Tax practitioners expressed particular anxiety about measures requiring accountants to flag “any matter” that could influence a client’s decision to engage them, and to disclose “false, incorrect or misleading” statements from their clients to the Tax Practitioners Board (TPB).
The requirement for bolstered record-keeping practices also raised alarm bells among some practitioners.
Following public opposition from both industry giants and mum-and-dad operators, the Assistant Treasurer on on July 31 agreed to postpone the new measures.
These obligations will now come into effect on January 1, 2025, for large tax practitioners, and on July 1, 2025, for firms with fewer than 100 employees.
Amending the directive to clearly outline the transitional period will “provide certainty for industry” as the TPB finalises guidance for tax practitioners, Jones said last week.
Now, the sector hopes meaningful consultation will address its underlying concerns before the rule changes come into play.
Despite initial guidance from the TPB saying its new disclosure rule “relates only to matters that could significantly influence a reasonable client’s decision to engage the tax practitioner”, peak organisations have lingering fears about the scope of disclosures to clients.
Industry leaders are also questioning what problems the rule change — initiated as part of the government’s broad response to tax practitioner misconduct and the PwC scandal — is designed to solve.
“Another increase in costs and red tape is not justified”
The Institute of Certified Bookkeepers is now calling upon its members to voice their concerns to the Assistant Treasurer and the TPB, arguing that delaying the rules is not enough.
In a statement, the organisation said the incoming rules will require tax practitioners to “dob in” their clients if they make a statement to the ATO that is later found to be incorrect.
The section requiring the disclosure of “any matter” that could influence a client’s decision to engage a tax practitioner is another key sticking point.
“We continue to seek the withdrawal of the Determination for further consultation and co-design so that the law can be implemented effectively to achieve the desired outcomes,” the organisation said.
Earlier, Matthew Addison, executive director of the Institute of Certified Bookkeepers, said tax practitioners understand the need to address the “bad behaviour of a few” actors.
“Ethics, integrity and honesty are essential elements of us being in community and business is no exception or exclusion,” he said in a statement.
But the ability for accountants and bookkeepers to guide their clients towards tax compliance could be compromised by the rules as they stand, Addison continued.
“In a period of time when every statistic and survey says small business owners are struggling, they need to seek advice and they need to be open and honest without fear of it instantly becoming a reportable offence with consequences.”
Enhanced record-keeping requirements will further constrain tax practitioners, driving up the costs they hand down to clients, Addison added.
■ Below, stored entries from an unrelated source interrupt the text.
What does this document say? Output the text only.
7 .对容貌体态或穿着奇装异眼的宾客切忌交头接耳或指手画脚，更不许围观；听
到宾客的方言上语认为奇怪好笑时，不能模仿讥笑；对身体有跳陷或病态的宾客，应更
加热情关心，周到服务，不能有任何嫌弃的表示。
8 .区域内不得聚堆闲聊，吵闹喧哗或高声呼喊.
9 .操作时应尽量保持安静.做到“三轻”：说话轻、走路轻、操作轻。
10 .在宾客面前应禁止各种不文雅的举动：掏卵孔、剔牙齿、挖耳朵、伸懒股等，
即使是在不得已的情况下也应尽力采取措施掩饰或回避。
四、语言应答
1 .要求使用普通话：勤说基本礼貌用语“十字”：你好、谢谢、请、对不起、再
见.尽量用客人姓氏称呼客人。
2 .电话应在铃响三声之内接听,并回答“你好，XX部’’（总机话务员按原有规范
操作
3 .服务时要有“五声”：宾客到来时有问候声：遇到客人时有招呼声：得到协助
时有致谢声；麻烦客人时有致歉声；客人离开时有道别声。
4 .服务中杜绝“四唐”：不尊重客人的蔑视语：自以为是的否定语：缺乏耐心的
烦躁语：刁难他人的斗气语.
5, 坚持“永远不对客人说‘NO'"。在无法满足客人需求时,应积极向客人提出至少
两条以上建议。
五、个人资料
“At a time where the cost of doing business is a significant impact on the increasing failure rates and those closing their doors, yet another increase in costs and red tape is not justified.”
Other leading industry groups have welcomed the extended timeline, and hope it will provide an opportunity for the sector to explain its concerns in detail.
While welcoming the deferral, The Tax Institute intends to push for changes to rules requiring accountants to report clients who do not correct false or misleading statements within a reasonable timeframe, senior advocate Robyn Jacobson said on social media.
Notwithstanding the existing TPB guidelines, the Tax Institute will also seek changes to the rule requiring tax practitioners to alert their clients of “any” matter that could influence their decision to engage a practitioner.
Ram Subramanian, interim head of policy and advocacy at CPA Australia, shared a similar view.
“The additional requirements were introduced without adequate consultation and the legitimate concerns we had raised previously were not addressed,” he said in a statement.
“We are pleased that the Assistant Treasurer has now committed to engaging with us and other stakeholders over our concerns.”
The TPB says fresh consultations will open in early August, with final guidance products rolling out between late September and early November.